Inlaid into the floor of the library’s entrance hall is another often photographed cartographical curiosity. It’s a marble terrazzo reproduction of the 17th century Tasman Map, one of the treasures of the library’s collection. It shows the two voyages of Dutch explorer Abel Tasman and the incomplete outline of the southern continent that came to be known as Australia. The irregular shape, open to the ocean on the eastern side where the lines break off, has an eccentric look, as if land and sea have merged.

Tasman Map 1

When Tasman was charting the coastline this land was understood entirely differently. On the map of his voyages it appears as insubstantial as a tracing. For Europeans the southern continent was a mystery and a potential colonial resource. Examining the map I try to fill it in, imagine it as country. For the hundreds of Aboriginal clans who populated the continent, it had been their lands for at least 40,000 years.

The marble map, like the atlas, is roped off and I peer down onto it at the Latin inscriptions, spouting sea monsters and the outlines of Tasman’s ships, the Zeehaen and Heemskerck. I look across the brown marble ocean and the red outline of the incomplete continent. The marble was quarried at Wombeyan, the colour chosen for its similarity to the aged paper of the map. Other marble came from elsewhere, green serpentine from Tasmania, black marble from Yass. It was constructed in 1939 by Melocco Brothers, who created marble interiors for St Marys Crypt and many prominent city buildings.

Tasman Map 2

Stepping outside again it’s a bright winter day. Having been staring at the entirety of the world in a book, then a long-ago ocean voyage frozen in marble, the real landscape appears almost hyperreal.

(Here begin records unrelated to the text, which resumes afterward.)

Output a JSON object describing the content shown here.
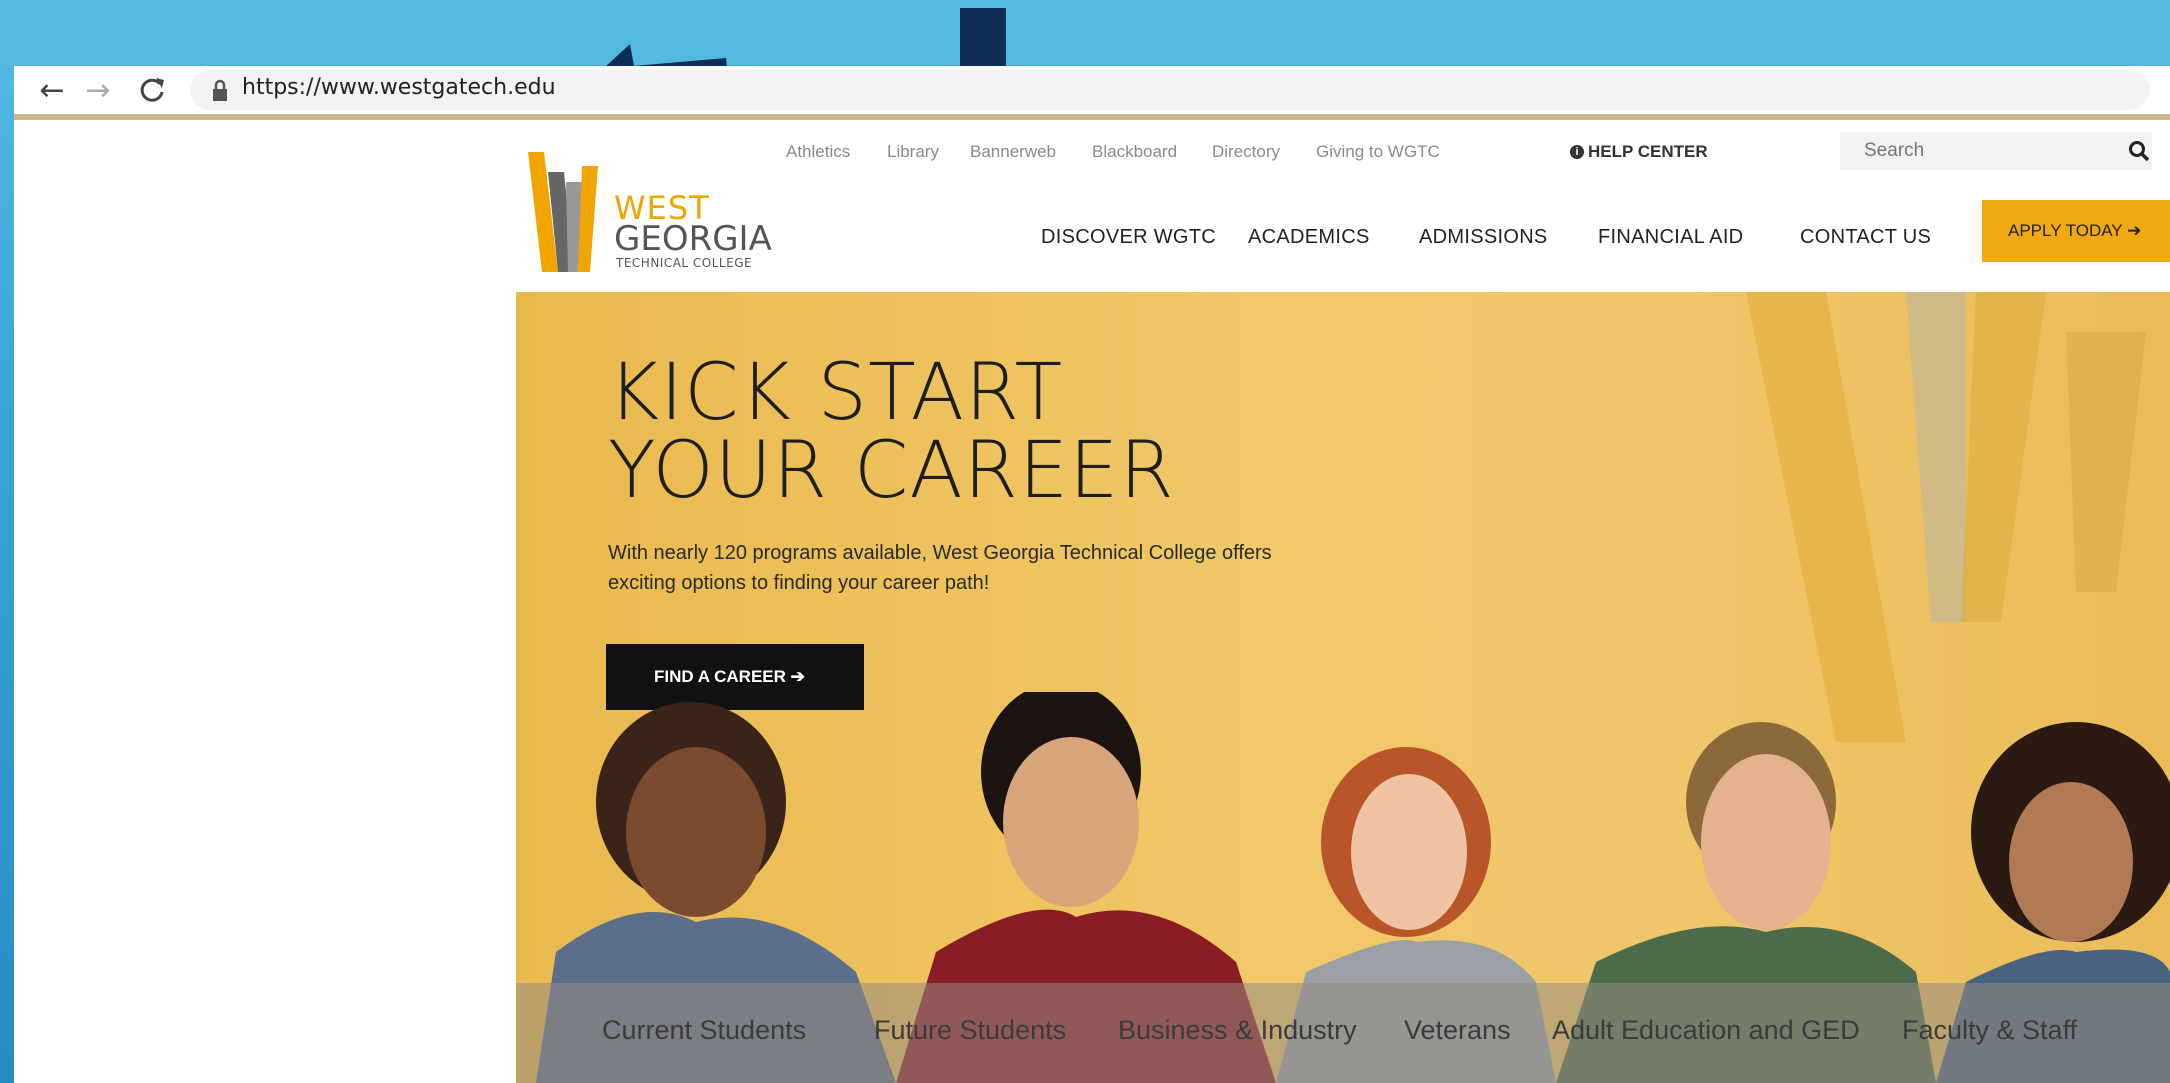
{
  "browser": {
    "url": "https://www.westgatech.edu",
    "back_icon": "←",
    "forward_icon": "→",
    "reload_icon": "C"
  },
  "logo": {
    "line1": "WEST",
    "line2": "GEORGIA",
    "line3": "TECHNICAL COLLEGE"
  },
  "utility_links": [
    "Athletics",
    "Library",
    "Bannerweb",
    "Blackboard",
    "Directory",
    "Giving to WGTC"
  ],
  "help_center": "HELP CENTER",
  "search": {
    "placeholder": "Search",
    "icon": "search-icon"
  },
  "main_nav": [
    "DISCOVER WGTC",
    "ACADEMICS",
    "ADMISSIONS",
    "FINANCIAL AID",
    "CONTACT US"
  ],
  "apply_button": "APPLY TODAY ➔",
  "hero": {
    "title_line1": "KICK START",
    "title_line2": "YOUR CAREER",
    "subtitle_line1": "With nearly 120 programs available, West Georgia Technical College offers",
    "subtitle_line2": "exciting options to finding your career path!",
    "cta": "FIND A CAREER ➔"
  },
  "audience_links": [
    "Current Students",
    "Future Students",
    "Business & Industry",
    "Veterans",
    "Adult Education and GED",
    "Faculty & Staff"
  ],
  "colors": {
    "background": "#3aa6d6",
    "accent_gold": "#f0a910",
    "arrow_navy": "#0d2d55",
    "hero_gold": "#efc66a"
  }
}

There’s a lull in the traffic and I dash across the six lane road in front of the library that is called, improbably, Shakespeare Place. Under the command of their personal trainers people are jogging on the spot under the date palms at the corner of the Botanic Gardens. I head past them and away, down the hill, towards the harbour.

On the way home I stop at Central Station and go in search the other Melocco Brothers terazzo map. It’s a map of Australia amid a green marble sea, the coastline meticulous. The land, each state a different shade of marble, is veined with the red lines of railway routes. It and a series of marble friezes depicting scenes from Australian history decorate what was once the booking office. Now the booking office is elsewhere and the map is partially obscured by the food court tables and chairs. A family sit in Victoria eating burgers. Pigeons traverse New South Wales pecking up french fries.

Central Station Melocco

The Earth Platinum Atlas is on display in the State Library of NSW until July 19th.